Private banks reject collective agreements for mobile working
During the corona crisis, almost all employees at many banks worked from home at times. Even when the obligation to work from home was dropped last summer, working at a desk at home dominated among German financial institutions. At a number of major banks, the office quota was only between ten and 20 percent at the time, according to a Handelsblatt survey.
The situation is different for employees in the branches. At the beginning of the corona pandemic in spring 2020, some credit institutions had closed their branches completely. But that was only a short phase.
Verdi negotiator Jan Showereck said the result was reached after very tough and lengthy negotiations. “And the pressure from the many strikes that the workers had gone on beforehand certainly contributed to this.”
Gunar Feth, negotiator for the public banks, spoke of a “really very good salary package” that noticeably cushions the consequences of inflation for the employees of the public banks and recognizes their achievements.

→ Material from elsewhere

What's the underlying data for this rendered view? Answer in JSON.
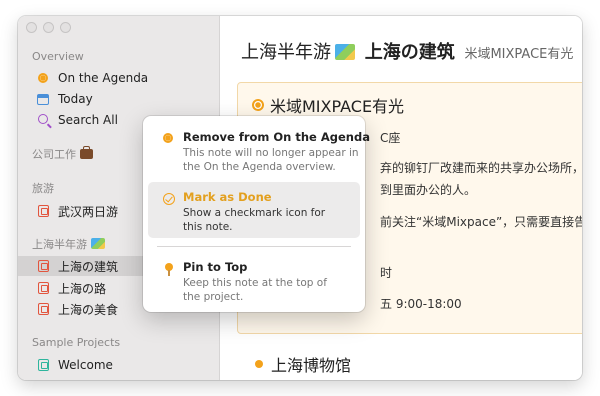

A total of 44 money houses belong to the tariff community of public banks. These include the large state banks, BayernLB, LBBW, Helaba and NordLB, as well as the savings bank fund service provider Deka, most of the development banks, including the state bank KfW, and numerous state building societies.
Some large savings banks such as those from Hamburg, Berlin, Frankfurt and Bremen as well as the Nassauische Sparkasse from Wiesbaden are also represented here.
She is hoping for compromises with private banks
Verdi went into the negotiations with a demand for 4.5 percent more money, but at least 150 euros more per month. The German Bank Employees Association (DBV) wanted 4.8 percent plus. With a view to mobile working, Verdi wanted employees to be able to work mobile for up to 60 percent of their working hours.
Duscheck now asked the employers’ association of the private banking industry: “Come back to the negotiating table.” The agreements for the public institutes and before that for the Postbank proved “that fair and viable compromises are also possible in the banking industry in these times”.